In the present UK electoral climate, The Spectator has republished a 1959 article by Evelyn Waugh in which he expressed his views of elected governments: 

‘Mugwumps‘ are in the news today, after Boris Johnson used the term to describe Jeremy Corbyn. In the 2 October 1959 issue of The Spectator, Evelyn Waugh also used the term, when he wrote a piece entitled ‘Aspirations of a Mugwump.’ 

In another article in The Spectator, Dr David Butterfield of Queens’ College, Cambridge, thinks Boris misapplied the term:

Trust Boris to dominate the headlines by reopening that most famous of books, Johnson’s Dictionary. Writing in the Sun, our effortlessly provocative Foreign Secretary swiped at Jeremy Corbyn with this colourful barb: ‘He may be a mutton-headed old mugwump, but he is probably harmless.’ … In fact, there’s more to being a ‘mugwump’ than a throw-away jibe. The word comes from the original New Englanders, the Algonquins, for whom mugquomp meant ‘great chief’. It was a term of respect laden with connotations of nobility. But that presumably wasn’t what Boris had in mind. … the term ‘mugwump’ came to be associated with a group of Republicans who switched party affiliation in order to support the rival Democrat candidate. …Who were these Mugwumps, then? They were very firmly members of the establishment – high-class and high-society big beasts. They formed the traditional business elite, and saw themselves as figures of social and intellectual importance. …Boris Johnson is a man who can cut a phrase into a lapidary weapon with the very best of them… But I’m not yet sold on this one. Some may make a case for Corbyn being other things: a mugger (gurner), a muggletonian (a devotee of an obscure and misguided cult), muggins (fool), or just a mug (a hirsute-faced sheep). But here we are. For better or worse, mugwump – that plodding, doltish spondee – may well stay stuck to Corbyn.

From this disquisition on the term, it would appear that it was correctly applied to Waugh by whoever devised the title for his 1959 article. That article was published in The Spectator as part of a “symposium of election comments.” Essays, Articles and Reviews, p. 537; A Little Order, p. 139.
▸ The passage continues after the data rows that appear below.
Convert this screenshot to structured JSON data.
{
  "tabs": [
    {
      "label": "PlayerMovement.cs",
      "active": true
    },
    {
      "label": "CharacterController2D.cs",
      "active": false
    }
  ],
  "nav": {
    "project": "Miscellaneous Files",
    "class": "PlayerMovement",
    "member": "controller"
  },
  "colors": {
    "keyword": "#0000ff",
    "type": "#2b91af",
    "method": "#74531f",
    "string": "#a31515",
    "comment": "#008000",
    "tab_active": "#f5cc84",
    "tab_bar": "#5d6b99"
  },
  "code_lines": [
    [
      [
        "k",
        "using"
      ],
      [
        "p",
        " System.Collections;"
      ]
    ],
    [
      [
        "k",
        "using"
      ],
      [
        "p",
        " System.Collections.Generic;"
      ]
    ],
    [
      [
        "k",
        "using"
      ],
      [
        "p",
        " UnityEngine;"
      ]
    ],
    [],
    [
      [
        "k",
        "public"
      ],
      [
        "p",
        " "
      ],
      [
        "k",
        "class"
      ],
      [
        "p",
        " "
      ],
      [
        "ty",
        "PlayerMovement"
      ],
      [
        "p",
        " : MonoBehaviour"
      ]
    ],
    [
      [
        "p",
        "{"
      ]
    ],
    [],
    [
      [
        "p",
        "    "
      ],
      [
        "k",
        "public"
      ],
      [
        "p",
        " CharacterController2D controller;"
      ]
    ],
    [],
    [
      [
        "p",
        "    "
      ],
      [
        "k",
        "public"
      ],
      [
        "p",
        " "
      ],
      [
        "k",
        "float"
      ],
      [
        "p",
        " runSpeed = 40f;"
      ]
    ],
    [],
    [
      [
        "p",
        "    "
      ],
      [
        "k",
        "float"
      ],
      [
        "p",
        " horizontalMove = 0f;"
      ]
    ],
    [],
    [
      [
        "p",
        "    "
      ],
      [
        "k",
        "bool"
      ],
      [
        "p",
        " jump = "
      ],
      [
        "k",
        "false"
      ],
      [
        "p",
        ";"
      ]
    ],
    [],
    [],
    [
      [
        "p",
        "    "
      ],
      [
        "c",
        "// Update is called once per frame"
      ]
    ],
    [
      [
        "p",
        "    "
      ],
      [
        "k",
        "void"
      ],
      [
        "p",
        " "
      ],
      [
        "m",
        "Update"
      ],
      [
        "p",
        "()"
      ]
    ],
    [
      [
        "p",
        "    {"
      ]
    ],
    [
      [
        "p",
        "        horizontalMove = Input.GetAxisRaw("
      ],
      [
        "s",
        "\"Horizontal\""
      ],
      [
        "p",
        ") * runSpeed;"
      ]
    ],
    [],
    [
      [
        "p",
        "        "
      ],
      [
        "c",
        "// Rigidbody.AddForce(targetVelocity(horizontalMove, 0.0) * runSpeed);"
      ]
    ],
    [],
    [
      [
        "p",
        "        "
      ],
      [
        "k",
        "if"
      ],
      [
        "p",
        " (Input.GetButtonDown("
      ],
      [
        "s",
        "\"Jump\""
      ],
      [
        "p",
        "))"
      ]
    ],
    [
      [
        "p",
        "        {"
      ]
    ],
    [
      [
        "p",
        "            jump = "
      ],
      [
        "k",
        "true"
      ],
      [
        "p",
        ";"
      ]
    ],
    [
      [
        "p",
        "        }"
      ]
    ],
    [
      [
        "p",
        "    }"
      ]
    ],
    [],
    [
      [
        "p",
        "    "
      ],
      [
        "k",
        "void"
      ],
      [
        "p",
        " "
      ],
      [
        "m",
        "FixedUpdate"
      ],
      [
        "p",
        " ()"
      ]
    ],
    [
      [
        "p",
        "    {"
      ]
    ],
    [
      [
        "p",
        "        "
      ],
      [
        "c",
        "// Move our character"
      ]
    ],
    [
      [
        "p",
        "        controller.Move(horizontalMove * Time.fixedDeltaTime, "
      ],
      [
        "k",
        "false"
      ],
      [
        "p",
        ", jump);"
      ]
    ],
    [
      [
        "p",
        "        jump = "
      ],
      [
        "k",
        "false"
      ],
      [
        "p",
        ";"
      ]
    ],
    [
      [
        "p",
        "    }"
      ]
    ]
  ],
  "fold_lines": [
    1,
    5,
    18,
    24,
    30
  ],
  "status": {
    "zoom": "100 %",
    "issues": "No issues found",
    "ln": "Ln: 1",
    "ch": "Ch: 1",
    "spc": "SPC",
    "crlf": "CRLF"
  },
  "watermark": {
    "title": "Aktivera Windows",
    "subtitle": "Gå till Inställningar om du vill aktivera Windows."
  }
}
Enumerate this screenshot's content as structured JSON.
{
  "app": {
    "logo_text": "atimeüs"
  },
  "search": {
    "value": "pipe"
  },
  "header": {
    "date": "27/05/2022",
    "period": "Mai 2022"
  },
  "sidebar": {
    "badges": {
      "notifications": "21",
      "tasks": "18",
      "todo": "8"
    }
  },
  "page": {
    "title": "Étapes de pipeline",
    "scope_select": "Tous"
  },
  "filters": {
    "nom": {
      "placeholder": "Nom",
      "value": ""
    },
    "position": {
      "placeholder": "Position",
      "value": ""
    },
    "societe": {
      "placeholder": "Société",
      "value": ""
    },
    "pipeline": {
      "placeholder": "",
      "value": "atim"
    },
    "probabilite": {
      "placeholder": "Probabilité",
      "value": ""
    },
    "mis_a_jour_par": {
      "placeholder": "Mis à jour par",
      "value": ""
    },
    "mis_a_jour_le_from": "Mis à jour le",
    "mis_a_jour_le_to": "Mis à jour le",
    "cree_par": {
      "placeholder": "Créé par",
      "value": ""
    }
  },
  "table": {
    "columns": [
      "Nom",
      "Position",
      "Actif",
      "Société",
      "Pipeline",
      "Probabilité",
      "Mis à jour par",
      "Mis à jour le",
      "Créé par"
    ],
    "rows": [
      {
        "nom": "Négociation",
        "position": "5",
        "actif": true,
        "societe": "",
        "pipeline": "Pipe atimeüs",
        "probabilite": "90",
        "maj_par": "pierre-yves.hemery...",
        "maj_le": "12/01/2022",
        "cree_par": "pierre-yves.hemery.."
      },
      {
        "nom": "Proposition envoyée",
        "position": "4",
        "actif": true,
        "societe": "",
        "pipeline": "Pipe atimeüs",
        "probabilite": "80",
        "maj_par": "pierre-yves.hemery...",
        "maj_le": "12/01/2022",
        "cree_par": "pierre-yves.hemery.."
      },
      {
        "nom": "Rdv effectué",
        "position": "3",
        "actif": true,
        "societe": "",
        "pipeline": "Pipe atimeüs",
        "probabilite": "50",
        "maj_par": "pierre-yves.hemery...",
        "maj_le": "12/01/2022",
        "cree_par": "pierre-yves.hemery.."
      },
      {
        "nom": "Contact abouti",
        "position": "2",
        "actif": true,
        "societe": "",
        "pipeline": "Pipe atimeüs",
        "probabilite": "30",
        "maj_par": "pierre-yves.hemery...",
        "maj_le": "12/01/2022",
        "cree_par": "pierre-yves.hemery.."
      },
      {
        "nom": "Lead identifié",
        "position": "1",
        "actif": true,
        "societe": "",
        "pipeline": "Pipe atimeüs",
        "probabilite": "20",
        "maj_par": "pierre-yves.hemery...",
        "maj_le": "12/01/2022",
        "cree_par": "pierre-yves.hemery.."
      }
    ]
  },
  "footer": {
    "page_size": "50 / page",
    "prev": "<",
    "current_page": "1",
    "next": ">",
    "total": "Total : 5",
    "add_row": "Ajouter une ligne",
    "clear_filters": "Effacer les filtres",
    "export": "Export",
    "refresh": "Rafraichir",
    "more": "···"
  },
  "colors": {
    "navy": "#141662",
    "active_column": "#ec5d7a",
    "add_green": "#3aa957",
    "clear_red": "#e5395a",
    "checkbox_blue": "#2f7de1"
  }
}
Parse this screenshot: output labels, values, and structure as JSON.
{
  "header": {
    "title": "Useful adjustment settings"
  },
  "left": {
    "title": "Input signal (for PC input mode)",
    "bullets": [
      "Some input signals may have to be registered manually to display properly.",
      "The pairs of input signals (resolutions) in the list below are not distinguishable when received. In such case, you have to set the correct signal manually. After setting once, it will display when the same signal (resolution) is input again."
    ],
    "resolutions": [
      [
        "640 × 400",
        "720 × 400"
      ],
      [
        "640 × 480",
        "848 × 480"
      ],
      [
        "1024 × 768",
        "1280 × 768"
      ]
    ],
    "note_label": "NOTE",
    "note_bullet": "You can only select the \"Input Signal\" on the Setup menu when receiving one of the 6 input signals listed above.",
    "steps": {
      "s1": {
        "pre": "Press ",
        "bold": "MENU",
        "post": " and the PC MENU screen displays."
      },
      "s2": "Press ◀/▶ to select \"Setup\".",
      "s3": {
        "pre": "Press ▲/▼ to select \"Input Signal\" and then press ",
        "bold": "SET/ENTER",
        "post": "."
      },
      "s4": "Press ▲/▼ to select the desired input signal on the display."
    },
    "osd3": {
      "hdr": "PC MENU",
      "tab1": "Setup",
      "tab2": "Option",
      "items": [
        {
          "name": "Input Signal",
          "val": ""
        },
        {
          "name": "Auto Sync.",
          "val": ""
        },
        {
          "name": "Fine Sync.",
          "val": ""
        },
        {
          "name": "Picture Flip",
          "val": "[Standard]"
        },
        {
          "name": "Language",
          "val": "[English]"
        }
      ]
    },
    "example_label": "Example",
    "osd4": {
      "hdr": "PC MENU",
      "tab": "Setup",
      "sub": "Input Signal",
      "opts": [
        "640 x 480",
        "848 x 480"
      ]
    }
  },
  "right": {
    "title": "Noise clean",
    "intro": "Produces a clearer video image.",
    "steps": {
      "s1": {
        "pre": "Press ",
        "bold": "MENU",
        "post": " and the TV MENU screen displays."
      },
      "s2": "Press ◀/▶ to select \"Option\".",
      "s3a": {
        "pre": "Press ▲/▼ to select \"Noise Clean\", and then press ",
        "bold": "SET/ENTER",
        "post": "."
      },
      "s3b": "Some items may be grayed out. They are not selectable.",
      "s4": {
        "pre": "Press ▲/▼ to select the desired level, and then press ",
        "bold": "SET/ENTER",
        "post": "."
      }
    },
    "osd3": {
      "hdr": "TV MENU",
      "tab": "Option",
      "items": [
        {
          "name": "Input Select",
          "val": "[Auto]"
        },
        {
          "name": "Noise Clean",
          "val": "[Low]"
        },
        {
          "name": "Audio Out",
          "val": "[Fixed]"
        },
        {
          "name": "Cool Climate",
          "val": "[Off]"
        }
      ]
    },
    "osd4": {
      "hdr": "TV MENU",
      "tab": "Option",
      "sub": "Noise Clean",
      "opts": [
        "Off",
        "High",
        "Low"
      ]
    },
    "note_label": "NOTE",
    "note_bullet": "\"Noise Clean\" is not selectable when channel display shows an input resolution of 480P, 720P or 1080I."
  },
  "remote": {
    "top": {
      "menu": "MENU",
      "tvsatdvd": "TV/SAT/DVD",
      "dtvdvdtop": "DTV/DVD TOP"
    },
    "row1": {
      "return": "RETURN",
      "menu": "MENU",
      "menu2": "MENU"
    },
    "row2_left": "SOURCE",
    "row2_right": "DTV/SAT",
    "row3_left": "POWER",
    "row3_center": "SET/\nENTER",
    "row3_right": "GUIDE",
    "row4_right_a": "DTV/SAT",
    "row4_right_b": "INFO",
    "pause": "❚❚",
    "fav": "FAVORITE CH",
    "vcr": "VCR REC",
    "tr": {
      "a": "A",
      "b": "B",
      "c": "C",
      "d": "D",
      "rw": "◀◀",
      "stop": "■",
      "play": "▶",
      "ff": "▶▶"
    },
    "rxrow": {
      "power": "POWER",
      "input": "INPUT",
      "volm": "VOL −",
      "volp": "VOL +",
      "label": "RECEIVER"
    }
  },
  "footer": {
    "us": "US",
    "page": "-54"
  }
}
Waugh also appears in another Spectator article: “Debate: Is boarding school cruel?”. This has Alex Renton, who recently wrote a book on the history of British boarding schools: Stiff Upper Lip and Lara Prendergast, online editor of The Spectator taking opposite sides. Renton argues the affirmative (that they are cruel) and Prendergast, the negative (missing the opportunity to point out that a fictional namesake would probably have been on Renton’s side; although, maybe not–Prendy thought boarding schools and their students were cruel to underpaid and persecuted masters, but not necessarily the reverse). Her statement, in any event, implicates Waugh:

Literature does a good job of reinforcing the sense that boarding schools are ruthless places that churn out dysfunctional characters. Alex’s book is no exception. He has extrapolated from his own experiences, and found contemporary sources who confirm them. Boarding school is terrible for children, they say, supported by quotes from authors such as Dickens, Kipling and Evelyn Waugh. Alex paints a hellish picture. It’s just not one that I recognise.